There is some voiceover that accompanies the dancing. Most notably sound clips of the health secretary Matt Hancock placing responsibility for public health on young people and interviewers speculating on their role in the spread of coronavirus. The non-diegetic sound is mostly secondary to the physical work, but it does help to inform the movements and illustrates how young people have been demonised and mistreated in the public narrative. It also sets the stage for a beautiful poem at the end of the film, written from the perspective of the young, encapsulating their desire to fight back against prejudice and re-gain an autonomy that may have been lost, or may never have been theirs in the first place.
It could be argued that there’s something too one-sided about The Aftermath — it focuses on the sacrifices of the youth and less on the freedoms (for example, the fact that young people are least likely to suffer serious ill health effects from coronavirus).
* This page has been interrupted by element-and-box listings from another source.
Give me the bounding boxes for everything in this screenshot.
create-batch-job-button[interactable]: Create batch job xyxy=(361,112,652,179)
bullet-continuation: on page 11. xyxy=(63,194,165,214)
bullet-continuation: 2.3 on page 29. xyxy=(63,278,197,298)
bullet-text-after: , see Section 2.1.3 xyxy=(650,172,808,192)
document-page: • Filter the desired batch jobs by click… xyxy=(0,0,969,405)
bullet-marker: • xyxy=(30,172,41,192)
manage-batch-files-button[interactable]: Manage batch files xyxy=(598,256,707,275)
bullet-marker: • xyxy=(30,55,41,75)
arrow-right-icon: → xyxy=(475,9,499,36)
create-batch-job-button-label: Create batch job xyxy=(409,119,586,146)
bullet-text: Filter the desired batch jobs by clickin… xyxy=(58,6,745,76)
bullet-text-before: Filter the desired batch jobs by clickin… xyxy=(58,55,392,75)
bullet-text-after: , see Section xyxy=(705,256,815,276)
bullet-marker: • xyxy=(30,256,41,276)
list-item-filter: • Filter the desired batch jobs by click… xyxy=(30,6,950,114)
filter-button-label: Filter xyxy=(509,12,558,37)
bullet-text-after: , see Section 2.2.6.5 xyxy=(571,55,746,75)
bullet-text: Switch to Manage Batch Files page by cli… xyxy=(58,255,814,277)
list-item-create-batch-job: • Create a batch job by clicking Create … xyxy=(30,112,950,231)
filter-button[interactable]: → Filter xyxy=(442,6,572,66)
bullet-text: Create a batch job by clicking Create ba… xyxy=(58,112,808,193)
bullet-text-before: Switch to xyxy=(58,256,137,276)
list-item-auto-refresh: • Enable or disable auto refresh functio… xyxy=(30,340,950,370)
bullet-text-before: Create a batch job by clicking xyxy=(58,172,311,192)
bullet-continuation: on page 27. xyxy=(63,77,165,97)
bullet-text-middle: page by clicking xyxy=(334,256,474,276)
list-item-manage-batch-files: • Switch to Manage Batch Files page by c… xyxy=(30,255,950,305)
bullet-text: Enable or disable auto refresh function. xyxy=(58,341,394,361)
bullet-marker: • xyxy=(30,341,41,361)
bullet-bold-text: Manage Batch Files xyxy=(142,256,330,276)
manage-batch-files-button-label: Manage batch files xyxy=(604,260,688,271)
The work feels posed against older generations: bold and brash in its attempt to condemn politicians, parents, the media, and others for the uncertain future that many young people face. But perhaps this resoluteness is required when the piece is trying to reshape the narrative around young people’s place in the world.
As a production, this is definitely a film rather than a theatrical performance that happens to have been recorded. It’s been crafted with a camera in mind, and this is undoubtedly a strong point. The direction provides vivacity to the film and showcases the talent of the dancers and the choreography of Anna Holmes and Sam Ford.
The Aftermath is a charged and engaging creation. It constantly oscillates between hope and anger, reflecting a generation who are anxious about the state of the world but aware of their potential to change it; for a small group of young people from Calderdale, this work is their first attempt to do so. They’ve found a way to make their voices heard in a powerful and evocative way.
The Aftermath is available to stream for free online.